Fork fractals |

A fork fractal is built by putting smaller fork fractals together using a fork shaped joint. And then repeat this again and again.

The construction can be more precisely described by introducing an "R-shape" - a polygon that consists of small copies of itself. You take 2 R-shapes and place them above each other with the fork shaped joint between them. What you have now is a fork fractal of depth 1. It is the building block for the whole fractal.

To move on you take some building blocks and scale them down, so their upper R-shapes fit the lower R-shapes in the fractal built so far. In this way you build a layer in the bottom of the fractal, and its depth is increased by 1. This is repeated infinitely. But even when the depth becomes infinite the height of the fractal will stay finite. That is due to the inherent scaling of R-shapes. So you end up with a fork fractal, that is contained in a prism capped by the R-shapes.

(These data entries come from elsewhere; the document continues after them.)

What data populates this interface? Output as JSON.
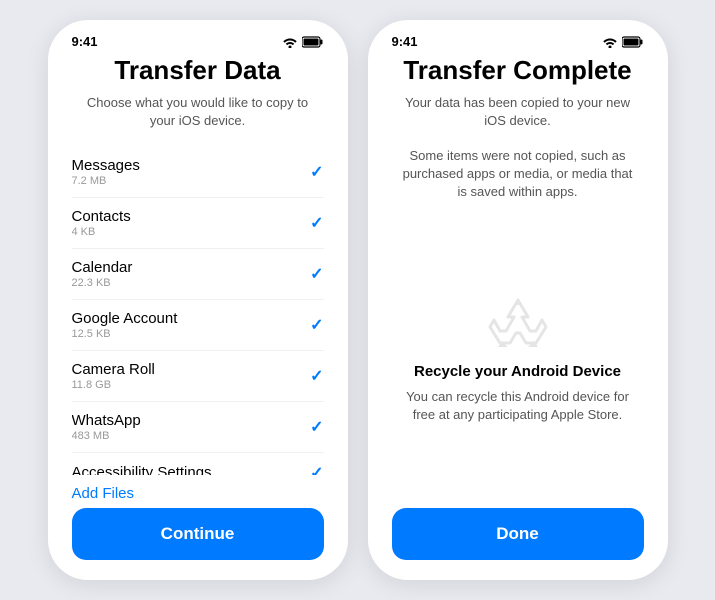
{
  "phone_left": {
    "status_bar": {
      "time": "9:41",
      "wifi": "wifi",
      "battery": "battery"
    },
    "title": "Transfer Data",
    "subtitle": "Choose what you would like to copy to your iOS device.",
    "items": [
      {
        "name": "Messages",
        "size": "7.2 MB",
        "checked": true
      },
      {
        "name": "Contacts",
        "size": "4 KB",
        "checked": true
      },
      {
        "name": "Calendar",
        "size": "22.3 KB",
        "checked": true
      },
      {
        "name": "Google Account",
        "size": "12.5 KB",
        "checked": true
      },
      {
        "name": "Camera Roll",
        "size": "11.8 GB",
        "checked": true
      },
      {
        "name": "WhatsApp",
        "size": "483 MB",
        "checked": true
      },
      {
        "name": "Accessibility Settings",
        "size": "",
        "checked": true
      }
    ],
    "add_files_label": "Add Files",
    "continue_label": "Continue"
  },
  "phone_right": {
    "status_bar": {
      "time": "9:41",
      "wifi": "wifi",
      "battery": "battery"
    },
    "title": "Transfer Complete",
    "subtitle": "Your data has been copied to your new iOS device.",
    "note": "Some items were not copied, such as purchased apps or media, or media that is saved within apps.",
    "recycle_title": "Recycle your Android Device",
    "recycle_desc": "You can recycle this Android device for free at any participating Apple Store.",
    "done_label": "Done"
  }
}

For the fork fractal in the start of this article, the R-shape is like a piece of paper in A4 format. When it is halved it becomes 2 pieces in A5 format (which is just a smaller version of the A4 format). If A5 is halved you get 2 pieces of A6, et cetera.

I have invented the fork fractals myself. They probably have more artistic than mathematical relevance.

The R-shape determines basically how the fork fractal is put together. Fork fractals with the same R-shape can vary in height, thickness and the like - but their structure will be the same.

The R-shape can be split into more than 2 parts - it can be split into 3 parts.

The R-shape can be split into 4 parts.

The R-shape can be split into 5 parts.

Et cetera... This way to split rectangles tells us that there are infinitely many different fork fractals, because you can make an R-shape for every integer greater than 1.

There are lots of other R-shapes. For example a regular triangle split into 4 parts.

The R-shape can be a square split into 4 parts.

This article does not show all the R-shapes that exists. R-shapes is what mathematicians call "rep-tiles", and there is as far as I know noone that has a complete list of them. The illustration below shows some of the R-shapes ("rep-tiles") that I haven't made fork fractals for.

If you have a finite depth fork fractal, it is interesting to look at its "footprint" - the figure you will get if you put ink on the bottom of the fractal and press it down on a plane surface. The footprint consists of a lot of small copies of the footprint at depth 0. Below here are the footprints for the quadratic R-shape and the depths 0, 1, 2...

The scaling inherent in the R-shapes makes the footprint area the same for any depth. The larger the depth becomes, the more this area is spread out over the original R-shape.

If you cheat a little, and allow the R-shape to be a non-polygon, you can use Sierpinski fractals.

The R-shape can be a Sierpinski Triangle.

The R-shape can be a Sierpinski Carpet.

With these Sierpinski R-shapes the footprint area will reduce when the depth increases. If the depth is infinite the footprint area is 0 (zero).

Another way to cheat gives another variant, which carries the "branches" unchanged to the next depth, and adds new according to a special type of R-shape. For these fractals the footprint area will increase as the depth increases. Below here are a pair of examples

To form an idea of many simultanous processes, even though there is an inner connection between them and they supplement each other, exceeds human ability. [...] The symmetriad is a million, a billion, rather, raised to the power of N: it is incomprehensible. [...] We know, but cannot grasp, that above and below, beyond the limits of perception or imagination, thousands and millions of simultaneous transformations are at work, interlinked like a musical score by mathematical counterpoint. It has been described as a symphony in geometry, but we lack the ears to hear it.